Lillian E. Benson, ACE
No birth date available.
Lillian E. Benson, ACE began working in 1977, and was the editor of two episodes of Eyes on the Prize, nominated for an Emmy. She has eighty-one editing credits. Benson edited several feature films by black women directors, including Ayoka Chenzira’s Alma’s Rainbow, Christine Swanson’s All About You and Debbie Allen’s The Old Settler. Benson was the first African-American female editor selected for membership in ACE and serves on their board of directors. She received a Lifetime Achievement Award from the Black Hollywood Education and Research Center in 2017. The extensive list of documentaries Benson has edited about the African-American experience include those about the Freedom Riders, Maya Angelou, John Lewis, and the Alvin Ailey Dance Group.
“You always draw on the intuitive self…and if you’re familiar with the tools, and don’t have to think about how you’re working, then…that is the strength of having a system that works with your mind, and you don’t have to overthink how to get it to do what you want it to do.”
—“Making the Cut: Lillian Benson, ACE—Drawing on the Intuitive Self” by Jess Bedford. The full interview can be found in the Appendix.
1882 – 1967
Anne Bauchens was the main editor for Cecile B. DeMille for forty years. She edited forty-one films for him and twenty for other directors. In 1934 the Academy Award for Film Editing was created and Bauchens received a nomination for editing Cleopatra. Six years later she won for North West Mounted Police, making her the first woman to win the Oscar in that category. Bauchens also got Oscar nominations for The Ten Commandments and The Greatest Show on Earth.
“Many people ask me what film editing is. I would say it is very much like a jigsaw puzzle, except that in a jigsaw puzzle the little pieces are all cut out in the various forms and you try to fit them together to make a picture, while in cutting films you have to cut your pieces first and then put them together.
Some directors stop work on a picture after the last scene has been shot. Then the producer takes the responsibility and does all the editing with the cutter or editor in the projection room. Other directors work very closely with the cutter and follow the film through until after the preview. A few insist on cutting their own pictures. But they are very scarce.
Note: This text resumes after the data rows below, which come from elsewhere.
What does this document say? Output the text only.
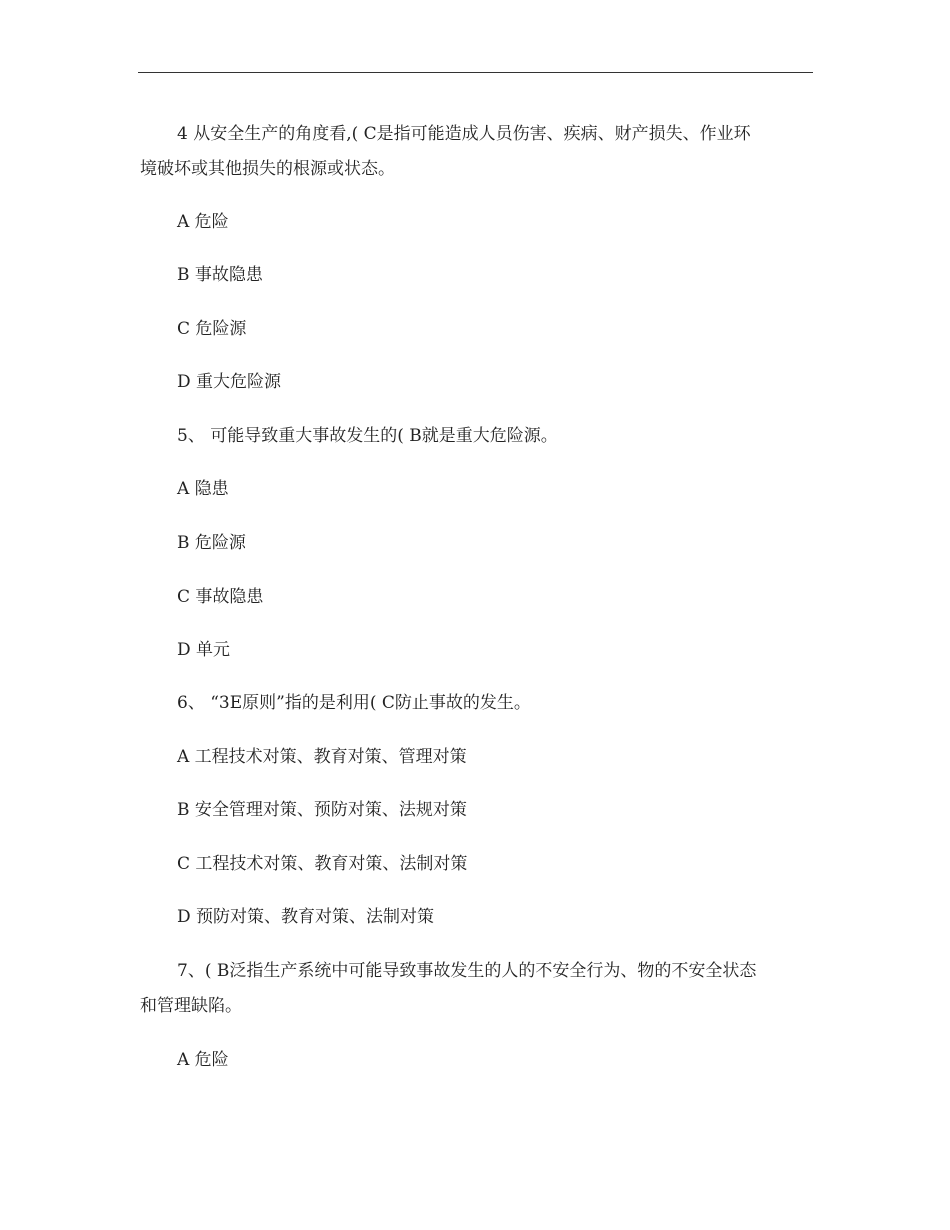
4 从安全生产的角度看,( C是指可能造成人员伤害、疾病、财产损失、作业环
境破坏或其他损失的根源或状态。
A 危险
B 事故隐患
C 危险源
D 重大危险源
5、 可能导致重大事故发生的( B就是重大危险源。
A 隐患
B 危险源
C 事故隐患
D 单元
6、 “3E原则”指的是利用( C防止事故的发生。
A 工程技术对策、教育对策、管理对策
B 安全管理对策、预防对策、法规对策
C 工程技术对策、教育对策、法制对策
D 预防对策、教育对策、法制对策
7、( B泛指生产系统中可能导致事故发生的人的不安全行为、物的不安全状态
和管理缺陷。
A 危险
We must reinterpret the material given us by the director so that the strips of film will assume a rhythmic flow. Our work is highly individual; no two editors work alike. We must rely on our instinct and previous experience to create the pattern. We must maintain the whole greater than the sum of its parts. If the film is poorly cut, the whole sense of the story is lost. If it is well cut, the effectiveness of the story will be considerably increased and it will possess a new unity which would otherwise exist in the director’s mind alone.”
—Three extracts from “Cutting the Film” by Anne Bauchens in “We Make the Movies” ed. by Nancy Naumburg, 1937. The full text can be found in the Appendix.